Russian authorities have charged Gessen, a staff writer for the New Yorker who holds dual Russian and U.S. citizenship but lives in the United States, with spreading “knowingly false information” about atrocities committed by the Russian soldiers in the Ukrainian city of Bucha.

Gessen made the remarks in an interview with popular Russian YouTuber and journalist Yury Dud, in which they discussed a reporting trip to several Ukrainian cities to document potential war crimes in the first months of the war.

Soon after reports of horrendous killings and brutalization of civilians in Bucha emerged in March 2022, Russian authorities launched a false counternarrative claiming that all accounts and photographic and video evidence provided by Bucha residents, Ukrainian officials and journalists were staged and fake.

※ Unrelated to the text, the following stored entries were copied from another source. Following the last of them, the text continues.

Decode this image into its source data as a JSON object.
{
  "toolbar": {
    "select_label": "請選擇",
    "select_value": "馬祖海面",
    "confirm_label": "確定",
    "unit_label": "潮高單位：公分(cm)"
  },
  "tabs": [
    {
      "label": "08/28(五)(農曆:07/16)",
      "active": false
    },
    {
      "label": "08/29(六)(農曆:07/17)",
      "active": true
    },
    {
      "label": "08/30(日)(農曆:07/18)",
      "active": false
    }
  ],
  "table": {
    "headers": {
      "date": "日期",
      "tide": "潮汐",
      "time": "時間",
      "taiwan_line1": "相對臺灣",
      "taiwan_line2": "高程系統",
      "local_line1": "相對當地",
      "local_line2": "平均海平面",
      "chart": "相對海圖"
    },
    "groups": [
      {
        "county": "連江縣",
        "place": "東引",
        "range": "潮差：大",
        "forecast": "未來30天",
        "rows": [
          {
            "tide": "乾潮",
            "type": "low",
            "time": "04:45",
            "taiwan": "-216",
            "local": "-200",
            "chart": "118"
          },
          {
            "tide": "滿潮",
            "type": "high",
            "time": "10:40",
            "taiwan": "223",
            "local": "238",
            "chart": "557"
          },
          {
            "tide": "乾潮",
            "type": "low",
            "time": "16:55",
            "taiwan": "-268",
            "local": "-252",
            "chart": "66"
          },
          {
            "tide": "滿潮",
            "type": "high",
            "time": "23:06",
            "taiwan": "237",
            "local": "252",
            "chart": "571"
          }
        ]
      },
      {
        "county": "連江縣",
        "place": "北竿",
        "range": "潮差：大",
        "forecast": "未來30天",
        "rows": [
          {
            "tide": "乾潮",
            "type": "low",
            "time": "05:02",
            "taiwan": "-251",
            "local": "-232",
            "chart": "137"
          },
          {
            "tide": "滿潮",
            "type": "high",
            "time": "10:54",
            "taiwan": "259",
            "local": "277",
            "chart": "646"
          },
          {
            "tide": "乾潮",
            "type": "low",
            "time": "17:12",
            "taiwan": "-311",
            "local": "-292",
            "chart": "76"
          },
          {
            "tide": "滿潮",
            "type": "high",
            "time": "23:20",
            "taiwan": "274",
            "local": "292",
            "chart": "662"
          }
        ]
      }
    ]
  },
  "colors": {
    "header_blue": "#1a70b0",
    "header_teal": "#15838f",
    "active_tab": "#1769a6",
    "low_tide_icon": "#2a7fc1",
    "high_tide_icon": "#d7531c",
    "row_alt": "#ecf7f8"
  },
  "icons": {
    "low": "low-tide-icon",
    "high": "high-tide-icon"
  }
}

“According to the information from the Russian General Staff, the information about the mass murder of civilians by the service-members, accompanied by cases of looting, kidnappings and torture in March of 2022 in the town of Bucha during the special military operation is not true,” the decree initiating the case states, according to a copy provided by Gessen to The Post.

The Russian-language television channel Rain first reported the details of Gessen’s case.

“The possibility of that is zero,” Gessen said when Dud asked in the interview whether they thought the claims about Bucha spread by Russian state propaganda outlets had any basis.

Gessen, a nonbinary and trans person, lived and worked in Russia for two decades before returning to the United States in 2013, when Russia started imposing restrictive laws against the LGBTQ+ community.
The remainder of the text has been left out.